Nathália revela que sempre cuidou da pele com cremes e protetor solar e iniciou os procedimentos estéticos aos 30 anos. “Hoje temos muitos recursos e acho importante preservar a nossa autoestima. Busco fazer os tratamentos para envelhecer bem, sem perder a naturalidade”, diz.

Ao contrário de Nathália, sua mãe, a microempreendedora Kátia Lopes Nunes (60), tem o protetor solar como seu maior aliado e nunca fez procedimentos estéticos. “Uso filtro solar sempre. Eu tive um câncer de pele e meu pai também teve alguns, por isso não vivo sem ele. Fora isso, uso sérum e também já tentei fazer ginástica facial”, conta.

Kátia Nunes nunca fez procedimentos estéticos e se cuida naturalmente. (Foto Alle Tavares)
Kátia Nunes nunca fez procedimentos estéticos e se cuida naturalmente. (Foto Alle Tavares)

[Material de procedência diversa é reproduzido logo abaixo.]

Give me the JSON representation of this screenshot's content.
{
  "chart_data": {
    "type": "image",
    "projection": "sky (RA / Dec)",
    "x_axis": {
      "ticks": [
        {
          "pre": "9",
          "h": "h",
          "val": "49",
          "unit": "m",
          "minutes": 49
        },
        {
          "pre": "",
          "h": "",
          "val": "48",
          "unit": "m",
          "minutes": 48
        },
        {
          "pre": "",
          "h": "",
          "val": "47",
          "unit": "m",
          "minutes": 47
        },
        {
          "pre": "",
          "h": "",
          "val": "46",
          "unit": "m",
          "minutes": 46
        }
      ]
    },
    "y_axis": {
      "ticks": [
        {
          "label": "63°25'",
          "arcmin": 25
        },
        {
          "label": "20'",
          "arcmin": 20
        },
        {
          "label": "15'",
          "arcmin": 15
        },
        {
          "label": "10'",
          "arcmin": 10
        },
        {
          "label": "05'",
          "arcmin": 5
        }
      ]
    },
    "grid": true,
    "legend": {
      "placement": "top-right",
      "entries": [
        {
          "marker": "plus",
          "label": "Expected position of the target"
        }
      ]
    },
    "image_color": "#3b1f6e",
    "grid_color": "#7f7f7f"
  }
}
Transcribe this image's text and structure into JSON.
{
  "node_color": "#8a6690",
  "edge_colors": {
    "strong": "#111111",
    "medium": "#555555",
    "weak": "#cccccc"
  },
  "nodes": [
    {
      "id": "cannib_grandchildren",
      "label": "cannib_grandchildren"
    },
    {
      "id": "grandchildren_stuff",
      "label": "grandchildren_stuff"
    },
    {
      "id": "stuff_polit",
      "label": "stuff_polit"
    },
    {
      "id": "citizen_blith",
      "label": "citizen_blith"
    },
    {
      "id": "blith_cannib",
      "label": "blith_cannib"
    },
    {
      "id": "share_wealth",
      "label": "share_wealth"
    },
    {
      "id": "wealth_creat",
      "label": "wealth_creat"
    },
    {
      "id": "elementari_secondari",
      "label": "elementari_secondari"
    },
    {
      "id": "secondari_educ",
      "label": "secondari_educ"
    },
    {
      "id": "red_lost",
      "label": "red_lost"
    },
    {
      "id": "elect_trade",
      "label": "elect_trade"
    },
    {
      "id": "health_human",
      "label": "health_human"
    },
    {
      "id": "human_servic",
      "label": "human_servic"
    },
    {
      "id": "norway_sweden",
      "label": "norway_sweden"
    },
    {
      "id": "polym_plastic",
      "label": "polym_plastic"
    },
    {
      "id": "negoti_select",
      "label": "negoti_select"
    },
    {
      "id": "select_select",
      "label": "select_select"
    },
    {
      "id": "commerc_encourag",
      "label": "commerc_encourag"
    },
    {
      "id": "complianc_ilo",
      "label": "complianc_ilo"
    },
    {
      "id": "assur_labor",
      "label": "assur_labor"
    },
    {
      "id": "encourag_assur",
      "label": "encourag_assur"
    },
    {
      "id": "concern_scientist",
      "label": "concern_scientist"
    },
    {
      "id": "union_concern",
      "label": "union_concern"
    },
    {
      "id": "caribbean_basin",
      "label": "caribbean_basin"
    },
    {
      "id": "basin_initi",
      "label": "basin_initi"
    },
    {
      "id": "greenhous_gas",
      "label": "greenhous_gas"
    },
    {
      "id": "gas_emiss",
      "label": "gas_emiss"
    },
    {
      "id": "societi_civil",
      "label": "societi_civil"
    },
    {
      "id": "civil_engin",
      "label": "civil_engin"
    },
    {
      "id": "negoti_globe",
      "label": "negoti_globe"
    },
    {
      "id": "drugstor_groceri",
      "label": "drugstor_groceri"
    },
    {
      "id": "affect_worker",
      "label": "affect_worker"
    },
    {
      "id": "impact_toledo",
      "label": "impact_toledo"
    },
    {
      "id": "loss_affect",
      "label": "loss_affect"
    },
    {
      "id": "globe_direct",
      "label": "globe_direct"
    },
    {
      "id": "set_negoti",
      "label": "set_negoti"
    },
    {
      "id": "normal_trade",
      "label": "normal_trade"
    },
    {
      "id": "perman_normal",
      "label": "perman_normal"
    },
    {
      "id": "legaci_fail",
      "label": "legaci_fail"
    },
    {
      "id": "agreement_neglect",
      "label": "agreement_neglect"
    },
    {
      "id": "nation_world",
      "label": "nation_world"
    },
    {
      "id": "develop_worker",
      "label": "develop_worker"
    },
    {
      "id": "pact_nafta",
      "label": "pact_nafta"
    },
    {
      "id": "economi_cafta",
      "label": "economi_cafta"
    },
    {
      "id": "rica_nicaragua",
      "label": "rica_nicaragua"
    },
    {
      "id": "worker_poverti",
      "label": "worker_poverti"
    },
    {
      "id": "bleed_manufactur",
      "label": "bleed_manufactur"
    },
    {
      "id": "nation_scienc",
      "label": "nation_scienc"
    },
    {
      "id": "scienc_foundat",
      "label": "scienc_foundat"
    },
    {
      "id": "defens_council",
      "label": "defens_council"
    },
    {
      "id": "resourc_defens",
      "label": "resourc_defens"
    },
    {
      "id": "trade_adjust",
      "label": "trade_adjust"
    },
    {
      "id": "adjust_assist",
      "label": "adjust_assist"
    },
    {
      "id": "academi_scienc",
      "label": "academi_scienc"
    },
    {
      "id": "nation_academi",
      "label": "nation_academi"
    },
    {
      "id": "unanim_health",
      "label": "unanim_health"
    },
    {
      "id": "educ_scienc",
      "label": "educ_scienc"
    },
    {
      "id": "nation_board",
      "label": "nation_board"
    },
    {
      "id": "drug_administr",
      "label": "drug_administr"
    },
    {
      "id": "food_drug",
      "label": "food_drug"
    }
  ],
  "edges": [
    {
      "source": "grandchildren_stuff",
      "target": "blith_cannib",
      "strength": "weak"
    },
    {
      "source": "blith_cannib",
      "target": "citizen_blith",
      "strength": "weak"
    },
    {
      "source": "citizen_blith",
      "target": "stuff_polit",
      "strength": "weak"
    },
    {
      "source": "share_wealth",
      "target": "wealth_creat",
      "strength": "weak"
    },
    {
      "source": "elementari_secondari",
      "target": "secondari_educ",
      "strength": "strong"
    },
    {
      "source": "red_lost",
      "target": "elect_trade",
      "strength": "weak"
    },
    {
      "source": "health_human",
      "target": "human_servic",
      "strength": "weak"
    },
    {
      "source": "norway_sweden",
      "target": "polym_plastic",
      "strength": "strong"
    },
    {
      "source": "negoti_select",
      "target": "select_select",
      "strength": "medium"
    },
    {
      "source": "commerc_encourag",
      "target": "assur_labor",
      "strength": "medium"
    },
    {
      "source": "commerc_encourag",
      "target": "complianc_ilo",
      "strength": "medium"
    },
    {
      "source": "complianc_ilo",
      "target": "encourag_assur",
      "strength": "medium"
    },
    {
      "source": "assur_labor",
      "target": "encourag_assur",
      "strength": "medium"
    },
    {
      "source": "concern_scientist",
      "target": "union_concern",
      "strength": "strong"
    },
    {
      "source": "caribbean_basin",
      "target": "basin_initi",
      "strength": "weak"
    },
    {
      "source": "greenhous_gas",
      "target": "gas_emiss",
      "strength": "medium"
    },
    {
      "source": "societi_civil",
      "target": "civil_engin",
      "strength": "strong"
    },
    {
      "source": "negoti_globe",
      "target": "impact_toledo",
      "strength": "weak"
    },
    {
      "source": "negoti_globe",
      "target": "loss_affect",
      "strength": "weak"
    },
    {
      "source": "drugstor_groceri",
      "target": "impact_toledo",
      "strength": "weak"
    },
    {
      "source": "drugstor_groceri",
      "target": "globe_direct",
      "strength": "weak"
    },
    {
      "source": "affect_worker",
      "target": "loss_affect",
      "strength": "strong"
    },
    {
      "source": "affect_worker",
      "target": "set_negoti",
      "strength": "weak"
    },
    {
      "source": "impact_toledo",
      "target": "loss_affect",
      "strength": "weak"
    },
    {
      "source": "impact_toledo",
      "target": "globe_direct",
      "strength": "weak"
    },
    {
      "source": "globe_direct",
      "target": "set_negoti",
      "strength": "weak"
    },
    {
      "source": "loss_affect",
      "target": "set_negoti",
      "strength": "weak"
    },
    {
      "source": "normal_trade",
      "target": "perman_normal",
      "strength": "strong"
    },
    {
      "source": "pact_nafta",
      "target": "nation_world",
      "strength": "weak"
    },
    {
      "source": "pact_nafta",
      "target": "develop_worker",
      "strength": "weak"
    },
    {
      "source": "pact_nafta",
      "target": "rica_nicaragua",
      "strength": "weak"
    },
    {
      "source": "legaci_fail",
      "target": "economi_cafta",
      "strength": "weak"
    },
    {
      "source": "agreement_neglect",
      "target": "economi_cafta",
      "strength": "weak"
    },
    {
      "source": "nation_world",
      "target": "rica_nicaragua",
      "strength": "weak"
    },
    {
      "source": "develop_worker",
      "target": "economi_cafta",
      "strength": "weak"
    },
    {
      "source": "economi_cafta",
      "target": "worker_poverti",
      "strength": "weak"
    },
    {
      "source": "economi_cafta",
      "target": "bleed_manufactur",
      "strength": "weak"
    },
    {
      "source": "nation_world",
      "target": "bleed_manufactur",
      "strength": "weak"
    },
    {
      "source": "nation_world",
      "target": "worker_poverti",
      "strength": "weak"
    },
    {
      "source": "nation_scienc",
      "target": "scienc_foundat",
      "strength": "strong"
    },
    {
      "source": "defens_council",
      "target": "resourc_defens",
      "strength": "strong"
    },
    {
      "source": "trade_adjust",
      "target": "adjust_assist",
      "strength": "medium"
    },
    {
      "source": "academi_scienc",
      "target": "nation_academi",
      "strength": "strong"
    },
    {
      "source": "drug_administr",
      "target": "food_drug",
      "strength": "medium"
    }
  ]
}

Kátia está passando pelo processo de envelhecimento com muita naturalidade e afirma que não é totalmente contra procedimentos estéticos. “Fazer pequenas correções, tudo bem. O que me incomoda, por exemplo, é o colo. De repente, eu até faria algo, mas nada que eu pudesse correr o risco de mudar a minha aparência”, destaca.

A psicóloga Karoline faz um alerta. “Nosso corpo é um símbolo de construção. A gente constrói ele durante os anos, de acordo com as nossas experiências. O contexto que a pessoa vive influencia muito e as redes sociais também. Por que não envelhecer? Que momento foi esse que querem congelar a jovialidade? É uma pressão da sociedade, mas o que tem que mudar é a percepção das pessoas em relação a isso”, pontua.

A psicóloga Karoline Balestiere explica que a mulher sofre pressão social em relação à beleza desde nova e envelhecer pode ser muito traumático para algumas pessoas. (Foto Alle Tavares)
A psicóloga Karoline Balestiere explica que a mulher sofre pressão social em relação à beleza desde nova e envelhecer pode ser muito traumático para algumas pessoas. (Foto Alle Tavares)

Kátia finaliza: “Com a maturidade, o foco mudou. Ver a nossa autoestima, a nossa força como mulher, isso é importante. Eu me amo, meu namorado me admira e priorizo o contato real, não o virtual. Não tenho pressão nenhuma em relação à aparência”, conclui.